A common issue with on-demand CSV report generation delivered via email is running up against maximum attachment size limits. For example, gmail has a max attachment size limit of 25mb – one that some of Dutchie's larger dispensary partners' reporting needs blow right past. Since much of our backend infrastructure is written in Rails, ActiveStorage was the natural choice when we decided to migrate our reporting products from email attachments to streaming downloads in S3. At Dutchie our engineering team follows certain agile practices like Fibonacci-based story pointing, so when we initially sized the feature as a 5 point story we really did not expect it to turn into a 13 pointer and a full bottle of bourbon. Let me tell you the story...
Rails likes to tout single click installs and configurations for each of its components, but there are hidden gotchas that can occur with little documentation to fix them. I ran into all of them during this migration.
UUIDs
Our stack utilizes UUIDs as the default ID for our database records, and we adjusted the generator defaults for all of our models way before we began this setup. I ran the Rails generator for creating ActiveStorage scaffolding but did not notice it was not set to use UUIDs. This produced inconsistent file attachments that would randomly fail with no identifiable cause. I searched for a solution for hours and reached out to my network of Rubyists which led me to this post.
Three issues were wrong with our migration. First, the ID record of the table itself was not a UUID. Our setup uses id: :uuid, default: -> { "uuid_generate_v4()" }
which should have been picked up by our ID generator modification. Second, the default active storage table relations also needed modification.

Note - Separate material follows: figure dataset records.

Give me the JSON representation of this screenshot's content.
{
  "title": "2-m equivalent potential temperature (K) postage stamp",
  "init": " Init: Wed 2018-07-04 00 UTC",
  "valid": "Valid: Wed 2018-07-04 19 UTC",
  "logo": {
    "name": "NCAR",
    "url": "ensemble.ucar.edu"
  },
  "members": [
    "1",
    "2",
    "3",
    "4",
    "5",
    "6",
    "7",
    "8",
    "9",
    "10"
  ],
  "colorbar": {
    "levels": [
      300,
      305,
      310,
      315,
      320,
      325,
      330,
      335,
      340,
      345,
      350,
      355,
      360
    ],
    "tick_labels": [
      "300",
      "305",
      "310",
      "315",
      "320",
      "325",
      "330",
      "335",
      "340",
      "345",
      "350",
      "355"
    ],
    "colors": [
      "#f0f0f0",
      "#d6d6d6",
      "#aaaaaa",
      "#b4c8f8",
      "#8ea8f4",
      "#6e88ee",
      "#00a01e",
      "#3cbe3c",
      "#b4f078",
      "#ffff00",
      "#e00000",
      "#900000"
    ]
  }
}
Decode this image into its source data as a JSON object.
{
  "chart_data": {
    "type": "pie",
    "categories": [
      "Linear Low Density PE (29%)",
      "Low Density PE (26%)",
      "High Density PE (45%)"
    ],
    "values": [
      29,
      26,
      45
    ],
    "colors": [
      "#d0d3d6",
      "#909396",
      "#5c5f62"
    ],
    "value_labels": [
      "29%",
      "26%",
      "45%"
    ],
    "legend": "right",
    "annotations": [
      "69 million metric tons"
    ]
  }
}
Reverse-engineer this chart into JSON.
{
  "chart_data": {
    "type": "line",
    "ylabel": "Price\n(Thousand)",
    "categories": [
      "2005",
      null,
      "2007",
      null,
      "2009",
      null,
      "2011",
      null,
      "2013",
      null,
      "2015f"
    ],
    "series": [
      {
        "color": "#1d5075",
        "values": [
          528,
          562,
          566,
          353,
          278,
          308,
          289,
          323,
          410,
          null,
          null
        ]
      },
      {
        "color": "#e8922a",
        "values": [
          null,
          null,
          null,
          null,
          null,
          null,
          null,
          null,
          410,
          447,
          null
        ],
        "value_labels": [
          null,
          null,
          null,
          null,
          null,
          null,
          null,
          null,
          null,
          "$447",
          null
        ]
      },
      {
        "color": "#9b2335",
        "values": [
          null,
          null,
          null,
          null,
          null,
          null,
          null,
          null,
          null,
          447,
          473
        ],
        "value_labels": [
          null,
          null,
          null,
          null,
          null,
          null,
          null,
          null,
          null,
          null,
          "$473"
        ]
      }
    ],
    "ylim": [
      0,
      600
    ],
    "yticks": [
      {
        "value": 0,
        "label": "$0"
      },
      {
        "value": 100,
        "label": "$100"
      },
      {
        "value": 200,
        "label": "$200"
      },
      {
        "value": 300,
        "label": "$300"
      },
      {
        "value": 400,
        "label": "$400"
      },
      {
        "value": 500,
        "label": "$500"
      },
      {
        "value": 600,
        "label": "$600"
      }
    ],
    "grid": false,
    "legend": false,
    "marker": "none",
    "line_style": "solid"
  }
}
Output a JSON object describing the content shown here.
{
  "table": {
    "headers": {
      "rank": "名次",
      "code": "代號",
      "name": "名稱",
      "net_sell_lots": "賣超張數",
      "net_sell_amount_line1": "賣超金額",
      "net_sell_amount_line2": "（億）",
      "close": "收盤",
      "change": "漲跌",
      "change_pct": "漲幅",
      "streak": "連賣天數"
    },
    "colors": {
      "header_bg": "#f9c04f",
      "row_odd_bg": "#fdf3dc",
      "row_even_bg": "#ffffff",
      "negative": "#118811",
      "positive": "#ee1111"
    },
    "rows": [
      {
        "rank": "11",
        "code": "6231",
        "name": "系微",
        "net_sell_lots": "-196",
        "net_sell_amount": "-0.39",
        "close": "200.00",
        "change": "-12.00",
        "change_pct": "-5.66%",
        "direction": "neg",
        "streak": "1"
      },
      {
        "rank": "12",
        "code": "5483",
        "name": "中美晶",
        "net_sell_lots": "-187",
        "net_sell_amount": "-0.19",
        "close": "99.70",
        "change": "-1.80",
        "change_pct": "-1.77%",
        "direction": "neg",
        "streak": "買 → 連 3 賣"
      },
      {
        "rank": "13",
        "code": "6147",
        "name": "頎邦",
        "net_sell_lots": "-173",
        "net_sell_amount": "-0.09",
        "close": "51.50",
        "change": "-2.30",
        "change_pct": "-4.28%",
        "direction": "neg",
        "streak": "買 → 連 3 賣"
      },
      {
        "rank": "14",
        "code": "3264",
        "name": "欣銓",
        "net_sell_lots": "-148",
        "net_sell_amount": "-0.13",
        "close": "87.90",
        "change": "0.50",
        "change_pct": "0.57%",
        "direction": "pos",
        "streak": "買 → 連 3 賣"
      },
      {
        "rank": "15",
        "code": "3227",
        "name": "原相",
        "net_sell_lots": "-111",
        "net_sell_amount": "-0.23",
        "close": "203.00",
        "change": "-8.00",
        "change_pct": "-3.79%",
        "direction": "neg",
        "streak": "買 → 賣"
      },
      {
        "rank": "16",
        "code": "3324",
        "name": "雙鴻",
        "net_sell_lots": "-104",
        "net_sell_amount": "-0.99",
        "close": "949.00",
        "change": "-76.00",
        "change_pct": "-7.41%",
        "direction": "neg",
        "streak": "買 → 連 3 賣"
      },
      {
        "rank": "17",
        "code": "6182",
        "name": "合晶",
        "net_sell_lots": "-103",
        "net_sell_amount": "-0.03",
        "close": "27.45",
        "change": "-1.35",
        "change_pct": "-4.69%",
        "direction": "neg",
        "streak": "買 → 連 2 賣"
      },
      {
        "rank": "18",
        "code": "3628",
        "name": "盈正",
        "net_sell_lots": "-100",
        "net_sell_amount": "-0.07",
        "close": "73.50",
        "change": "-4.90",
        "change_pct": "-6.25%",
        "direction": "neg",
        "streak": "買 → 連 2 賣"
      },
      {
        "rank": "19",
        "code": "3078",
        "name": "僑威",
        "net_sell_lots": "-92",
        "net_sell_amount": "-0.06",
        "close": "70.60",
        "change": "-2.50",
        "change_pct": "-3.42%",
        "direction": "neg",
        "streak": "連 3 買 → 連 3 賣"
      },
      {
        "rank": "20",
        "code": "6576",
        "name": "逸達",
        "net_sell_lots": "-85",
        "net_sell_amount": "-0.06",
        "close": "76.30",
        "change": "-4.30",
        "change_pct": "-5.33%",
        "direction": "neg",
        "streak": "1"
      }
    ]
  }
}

Both the t.references :record
and t.references :blob
were not type: :uuid
which also meant the constraints were not set up correctly. This was resolved by explicitly setting the type for each and re-running the migrations.
Analyzers
Next, I had to battle a confusing analyzer error we were receiving when attaching files:
NameError: uninitialized constant #Class:0x00007f9050304818::Analyzable
Did you mean? ActiveStorage::Analyzer
Rails come preloaded with three analyzers: one for images, one for videos, and finally a NULL analyzer. These analyzers are supposed to populate the active storage tables with file metadata, and the NULL analyzer is supposed to nullify metadata for content types that can not be identified. That means files that are not images or videos. In our case, CSVs, without an explicit analyzer should have defaulted to the NullAnalyzer
, but it did not appear to work correctly. To fix this I set up our own Monkey Patch NULL Analyzer based on the Rails one, and disabled the defaults for two reasons. First, they are apparently unstable, and second I wanted specific design around all file data. The result was an active_storage.rb
initializer that looks like this:
class OurNullAnalyzer < ActiveStorage::Analyzer
def self.accept?(blob)
true
end
def self.analyze_later?
false
end
def metadata
{}
end
end
Rails.application.config.active_storage.analyzers.clear
Rails.application.config.active_storage.analyzers.append(OurNullAnalyzer)
Setting this up lead me down another rabbit hole: our job configurations.
Job configurations
We use a number of Sidekiq queues that process various jobs at different priorities. I discovered we were not running the two active storage-related queues: active_storage_purge
and active_storage_analysis
when debugging why our setup was not executing the analyzation job. These queues were not picked up by default and needed to be worked in to process deleted assets and properly execute the metadata analysis. Running config.active_job.queue_adapter = :inline
in your development environment in rails will assist you with debugging.
StringIO
Finally if you are attaching PDFs or CSVs you will need to take advantage of string io inputs. It may look something like this: dispensary_export.file.attach(io: StringIO.new(csv_data), filename: "Orders.csv", content_type: "text/csv")
where csv_data
is the output from the CSV class. After going through this implementation I would not generate and export CSVs any other way. This setup allows you to effectively stream data more securely from S3 directly and offload that traffic from your servers.